2000年以降の各社の傾向として、新型また改良モデルが市場に受け入れられていないと判断した場合には、速やかにマイナーチェンジを実施して、その要素を解消する時代を迎えていた。数ヵ月もしないうちに仕様変更が行なわれ、それにともないカタログの内容が変更されたりして、セールスマン達を慌てさせることがあったりした。
各社が北米市場向けに専用モデルを開発しつつ、国内に持ち込む姿勢をみせつつも、特に道幅が狭い日本の道路事情などで、車両の大きさがネックになっていた。当初は歓迎されなかった大柄の海外生産または海外向け車両も、どうにか2000年代には受け入れられて国内に投入され、ミニバン市場も活性化された。
他方で小型車枠にこだわった各種ミニバンも登場している。装備面では大型車に準じた内容が盛り込まれ、特に車体強度増強のボディや交通事故防止のためのリヤビューカメラ、カーナビゲーションなど運転補助のための各機能が必須となってゆく。
アメリカ向けに設計されたホンダ オデッセイが、1994年10月の発売から2000年6月末までの69ヵ月で、累計登録台数50万台を達成。

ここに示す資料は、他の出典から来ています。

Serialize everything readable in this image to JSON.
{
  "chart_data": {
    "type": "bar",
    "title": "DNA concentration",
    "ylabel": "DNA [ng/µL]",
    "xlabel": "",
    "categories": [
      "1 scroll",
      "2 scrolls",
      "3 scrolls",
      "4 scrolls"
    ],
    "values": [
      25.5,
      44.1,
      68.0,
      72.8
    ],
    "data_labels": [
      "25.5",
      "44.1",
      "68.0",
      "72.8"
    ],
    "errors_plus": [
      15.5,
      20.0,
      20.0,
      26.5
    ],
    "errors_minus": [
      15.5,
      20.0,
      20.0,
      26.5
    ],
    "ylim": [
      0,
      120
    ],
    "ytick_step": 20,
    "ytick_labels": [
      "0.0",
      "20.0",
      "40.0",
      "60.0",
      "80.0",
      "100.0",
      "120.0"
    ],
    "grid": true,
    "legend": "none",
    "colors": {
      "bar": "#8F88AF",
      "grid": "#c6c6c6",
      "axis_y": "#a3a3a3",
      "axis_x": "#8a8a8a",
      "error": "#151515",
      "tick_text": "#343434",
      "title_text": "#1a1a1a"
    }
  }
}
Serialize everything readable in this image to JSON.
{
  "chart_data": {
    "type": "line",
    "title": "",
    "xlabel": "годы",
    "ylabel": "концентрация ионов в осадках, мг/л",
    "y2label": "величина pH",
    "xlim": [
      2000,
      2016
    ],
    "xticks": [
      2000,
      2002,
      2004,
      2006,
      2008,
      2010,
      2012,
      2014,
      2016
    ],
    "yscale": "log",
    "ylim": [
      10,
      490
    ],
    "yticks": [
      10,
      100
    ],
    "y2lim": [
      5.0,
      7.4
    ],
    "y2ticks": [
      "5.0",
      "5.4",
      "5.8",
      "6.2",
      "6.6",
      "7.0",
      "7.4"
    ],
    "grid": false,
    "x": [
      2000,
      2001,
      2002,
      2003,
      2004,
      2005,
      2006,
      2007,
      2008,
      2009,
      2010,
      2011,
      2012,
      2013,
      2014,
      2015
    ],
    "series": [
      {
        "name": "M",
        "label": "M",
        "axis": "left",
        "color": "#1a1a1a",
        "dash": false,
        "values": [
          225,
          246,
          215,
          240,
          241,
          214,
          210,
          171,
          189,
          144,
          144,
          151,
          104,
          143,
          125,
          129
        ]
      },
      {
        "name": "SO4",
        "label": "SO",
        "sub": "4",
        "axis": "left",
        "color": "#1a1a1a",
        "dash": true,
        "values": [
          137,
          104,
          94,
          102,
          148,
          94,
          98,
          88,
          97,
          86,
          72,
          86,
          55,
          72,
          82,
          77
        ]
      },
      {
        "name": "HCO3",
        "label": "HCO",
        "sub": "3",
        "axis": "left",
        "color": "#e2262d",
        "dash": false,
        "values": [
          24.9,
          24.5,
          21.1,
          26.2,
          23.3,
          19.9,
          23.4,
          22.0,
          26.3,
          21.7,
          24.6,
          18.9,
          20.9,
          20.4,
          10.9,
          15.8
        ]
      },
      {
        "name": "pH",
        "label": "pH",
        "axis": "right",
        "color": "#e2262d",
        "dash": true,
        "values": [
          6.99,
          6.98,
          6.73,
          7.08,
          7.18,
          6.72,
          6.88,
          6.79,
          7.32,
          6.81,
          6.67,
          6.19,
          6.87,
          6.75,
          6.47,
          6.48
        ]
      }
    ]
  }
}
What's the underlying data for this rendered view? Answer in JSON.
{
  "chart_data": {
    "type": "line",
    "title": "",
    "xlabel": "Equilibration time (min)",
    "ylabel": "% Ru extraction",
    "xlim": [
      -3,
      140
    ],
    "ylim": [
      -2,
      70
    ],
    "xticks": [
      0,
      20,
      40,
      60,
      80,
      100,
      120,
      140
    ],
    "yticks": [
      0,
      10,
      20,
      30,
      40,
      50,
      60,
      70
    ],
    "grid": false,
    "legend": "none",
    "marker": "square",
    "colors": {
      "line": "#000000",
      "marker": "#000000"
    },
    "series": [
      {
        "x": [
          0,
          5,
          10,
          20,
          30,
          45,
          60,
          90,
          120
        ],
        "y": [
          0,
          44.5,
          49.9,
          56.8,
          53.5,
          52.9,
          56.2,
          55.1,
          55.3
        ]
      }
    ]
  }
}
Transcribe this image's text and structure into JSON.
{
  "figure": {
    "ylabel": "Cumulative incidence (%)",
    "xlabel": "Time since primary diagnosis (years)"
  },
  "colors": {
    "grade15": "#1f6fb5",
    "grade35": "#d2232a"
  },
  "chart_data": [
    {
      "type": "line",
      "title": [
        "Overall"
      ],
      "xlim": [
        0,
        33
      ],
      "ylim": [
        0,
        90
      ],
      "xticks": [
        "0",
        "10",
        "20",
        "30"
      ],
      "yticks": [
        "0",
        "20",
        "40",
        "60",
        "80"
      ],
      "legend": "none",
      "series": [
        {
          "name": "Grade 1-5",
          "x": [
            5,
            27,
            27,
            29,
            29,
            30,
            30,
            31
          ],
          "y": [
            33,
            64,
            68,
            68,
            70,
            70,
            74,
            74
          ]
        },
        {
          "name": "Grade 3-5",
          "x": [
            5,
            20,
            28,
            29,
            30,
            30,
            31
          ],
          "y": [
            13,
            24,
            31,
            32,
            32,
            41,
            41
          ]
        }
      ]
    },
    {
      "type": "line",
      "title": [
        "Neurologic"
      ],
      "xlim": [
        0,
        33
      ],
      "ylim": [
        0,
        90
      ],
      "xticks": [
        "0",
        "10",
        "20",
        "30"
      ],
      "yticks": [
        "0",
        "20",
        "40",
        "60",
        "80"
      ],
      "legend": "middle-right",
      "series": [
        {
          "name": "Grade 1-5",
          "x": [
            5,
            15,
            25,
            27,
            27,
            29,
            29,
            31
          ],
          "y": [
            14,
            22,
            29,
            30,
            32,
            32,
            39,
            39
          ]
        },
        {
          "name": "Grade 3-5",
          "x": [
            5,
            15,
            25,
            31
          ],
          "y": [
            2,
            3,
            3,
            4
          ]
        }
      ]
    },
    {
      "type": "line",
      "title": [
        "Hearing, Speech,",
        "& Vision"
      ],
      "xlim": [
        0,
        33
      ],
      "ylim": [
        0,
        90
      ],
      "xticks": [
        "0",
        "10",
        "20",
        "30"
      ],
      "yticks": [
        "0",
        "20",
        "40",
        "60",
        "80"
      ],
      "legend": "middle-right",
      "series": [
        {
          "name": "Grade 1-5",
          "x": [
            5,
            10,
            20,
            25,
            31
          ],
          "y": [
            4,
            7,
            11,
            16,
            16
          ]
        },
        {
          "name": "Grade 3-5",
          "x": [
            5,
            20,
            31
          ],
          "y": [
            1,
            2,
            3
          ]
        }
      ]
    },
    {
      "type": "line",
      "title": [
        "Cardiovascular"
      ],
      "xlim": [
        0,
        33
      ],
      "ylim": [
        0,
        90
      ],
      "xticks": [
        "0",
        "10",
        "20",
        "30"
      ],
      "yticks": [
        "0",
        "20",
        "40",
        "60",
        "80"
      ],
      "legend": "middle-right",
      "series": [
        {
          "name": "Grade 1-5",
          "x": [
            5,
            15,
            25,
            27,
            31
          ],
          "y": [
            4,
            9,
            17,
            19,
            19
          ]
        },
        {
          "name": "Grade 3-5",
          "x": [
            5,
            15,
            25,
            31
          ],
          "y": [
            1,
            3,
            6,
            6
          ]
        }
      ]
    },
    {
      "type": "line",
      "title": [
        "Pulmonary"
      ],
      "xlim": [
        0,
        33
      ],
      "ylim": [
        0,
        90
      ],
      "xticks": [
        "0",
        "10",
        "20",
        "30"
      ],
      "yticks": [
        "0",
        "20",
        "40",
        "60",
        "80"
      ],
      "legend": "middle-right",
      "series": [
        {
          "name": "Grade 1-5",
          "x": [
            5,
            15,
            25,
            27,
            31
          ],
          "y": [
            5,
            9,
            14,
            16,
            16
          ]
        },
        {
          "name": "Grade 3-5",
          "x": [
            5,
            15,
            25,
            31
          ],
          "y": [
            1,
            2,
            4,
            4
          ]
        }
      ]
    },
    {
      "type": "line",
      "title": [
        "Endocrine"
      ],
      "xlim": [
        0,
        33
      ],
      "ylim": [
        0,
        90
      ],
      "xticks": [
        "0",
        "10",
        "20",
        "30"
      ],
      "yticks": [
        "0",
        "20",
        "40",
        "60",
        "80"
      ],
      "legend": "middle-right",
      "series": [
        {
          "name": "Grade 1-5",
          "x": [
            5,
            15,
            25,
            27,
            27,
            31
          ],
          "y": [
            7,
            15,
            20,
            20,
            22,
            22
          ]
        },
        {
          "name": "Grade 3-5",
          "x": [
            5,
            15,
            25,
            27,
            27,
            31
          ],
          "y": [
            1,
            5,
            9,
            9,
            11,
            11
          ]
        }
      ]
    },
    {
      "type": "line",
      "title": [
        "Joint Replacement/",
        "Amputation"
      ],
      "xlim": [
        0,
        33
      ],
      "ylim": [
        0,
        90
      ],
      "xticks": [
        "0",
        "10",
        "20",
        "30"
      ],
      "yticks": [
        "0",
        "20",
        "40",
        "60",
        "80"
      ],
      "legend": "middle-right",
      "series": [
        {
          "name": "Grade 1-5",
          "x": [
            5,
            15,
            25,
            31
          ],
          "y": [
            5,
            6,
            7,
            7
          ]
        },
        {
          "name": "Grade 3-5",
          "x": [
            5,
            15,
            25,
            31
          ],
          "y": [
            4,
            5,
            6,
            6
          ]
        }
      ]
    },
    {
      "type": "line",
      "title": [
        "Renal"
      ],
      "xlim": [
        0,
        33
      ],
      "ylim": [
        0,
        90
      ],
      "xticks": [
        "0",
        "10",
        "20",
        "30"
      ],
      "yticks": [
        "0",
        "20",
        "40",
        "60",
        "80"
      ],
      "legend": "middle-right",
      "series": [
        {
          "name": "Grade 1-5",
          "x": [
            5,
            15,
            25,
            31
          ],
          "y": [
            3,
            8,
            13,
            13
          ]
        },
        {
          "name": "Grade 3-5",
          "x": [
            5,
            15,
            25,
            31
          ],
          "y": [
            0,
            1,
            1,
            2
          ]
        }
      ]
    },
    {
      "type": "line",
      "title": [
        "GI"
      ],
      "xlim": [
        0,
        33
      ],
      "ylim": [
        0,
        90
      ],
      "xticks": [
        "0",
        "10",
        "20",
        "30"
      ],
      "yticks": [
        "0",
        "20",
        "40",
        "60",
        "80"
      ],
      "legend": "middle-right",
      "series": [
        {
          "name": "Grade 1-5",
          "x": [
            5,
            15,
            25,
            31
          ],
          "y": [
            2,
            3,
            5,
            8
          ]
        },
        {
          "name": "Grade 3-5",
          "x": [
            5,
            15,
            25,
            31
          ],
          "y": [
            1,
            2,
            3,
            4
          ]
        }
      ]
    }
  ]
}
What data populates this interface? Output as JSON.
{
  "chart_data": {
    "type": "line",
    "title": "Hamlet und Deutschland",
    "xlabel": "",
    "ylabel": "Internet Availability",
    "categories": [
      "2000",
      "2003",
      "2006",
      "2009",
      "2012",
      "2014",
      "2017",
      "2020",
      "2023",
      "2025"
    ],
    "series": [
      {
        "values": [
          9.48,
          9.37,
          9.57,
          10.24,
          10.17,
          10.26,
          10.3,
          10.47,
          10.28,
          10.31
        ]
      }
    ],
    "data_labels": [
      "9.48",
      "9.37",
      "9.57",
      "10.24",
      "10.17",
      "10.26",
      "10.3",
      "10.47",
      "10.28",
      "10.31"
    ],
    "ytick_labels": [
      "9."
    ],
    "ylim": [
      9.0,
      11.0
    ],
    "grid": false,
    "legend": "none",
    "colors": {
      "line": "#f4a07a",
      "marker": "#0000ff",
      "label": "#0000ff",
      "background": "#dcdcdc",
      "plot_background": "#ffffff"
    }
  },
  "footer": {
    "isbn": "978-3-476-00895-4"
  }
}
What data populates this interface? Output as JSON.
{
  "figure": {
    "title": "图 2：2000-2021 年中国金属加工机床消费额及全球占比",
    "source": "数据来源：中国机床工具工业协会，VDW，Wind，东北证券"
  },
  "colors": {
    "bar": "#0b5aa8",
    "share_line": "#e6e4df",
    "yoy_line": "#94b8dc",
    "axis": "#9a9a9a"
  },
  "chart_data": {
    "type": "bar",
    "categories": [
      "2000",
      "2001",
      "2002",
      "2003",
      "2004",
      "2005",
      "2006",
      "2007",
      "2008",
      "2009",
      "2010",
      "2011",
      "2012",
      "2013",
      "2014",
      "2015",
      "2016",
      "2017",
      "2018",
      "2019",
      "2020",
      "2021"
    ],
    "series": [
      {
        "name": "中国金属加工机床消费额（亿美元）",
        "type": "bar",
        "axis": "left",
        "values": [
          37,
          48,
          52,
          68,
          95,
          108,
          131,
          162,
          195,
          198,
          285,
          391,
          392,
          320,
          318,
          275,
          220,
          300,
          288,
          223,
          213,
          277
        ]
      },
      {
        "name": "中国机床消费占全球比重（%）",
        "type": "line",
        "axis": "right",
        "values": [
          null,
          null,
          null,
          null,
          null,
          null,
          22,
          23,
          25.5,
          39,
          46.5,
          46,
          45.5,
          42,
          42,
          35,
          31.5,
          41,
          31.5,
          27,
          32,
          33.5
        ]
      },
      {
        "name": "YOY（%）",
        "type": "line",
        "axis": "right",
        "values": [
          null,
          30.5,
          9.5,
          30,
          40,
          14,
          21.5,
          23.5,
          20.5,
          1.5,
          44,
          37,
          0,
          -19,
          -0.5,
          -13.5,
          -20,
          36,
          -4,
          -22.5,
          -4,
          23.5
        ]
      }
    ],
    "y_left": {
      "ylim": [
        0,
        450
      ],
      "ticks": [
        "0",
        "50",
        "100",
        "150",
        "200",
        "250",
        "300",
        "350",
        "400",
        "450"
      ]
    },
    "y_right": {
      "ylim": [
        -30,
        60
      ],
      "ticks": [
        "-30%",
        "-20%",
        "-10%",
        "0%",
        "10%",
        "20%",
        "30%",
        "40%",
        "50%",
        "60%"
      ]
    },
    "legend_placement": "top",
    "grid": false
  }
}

この時代になると海外生産も北米はもとより中国、欧州などに拡大してゆく。エンジンは公害対策、車体は衝突実験、機能ではカーナビゲーションシステム、装備ではシートの工夫など、乗用車のセダンよりも設計者の能力が必要とされた。ゆえにミニバンのヒット作を出した設計者が経営者となることも少なくなかった。
ミニバン充実期の2000年代に突入、今回は偶然にもマツダやホンダ車が多数を占めたが、トヨタ・日産も新型車を投入してゆくのであった。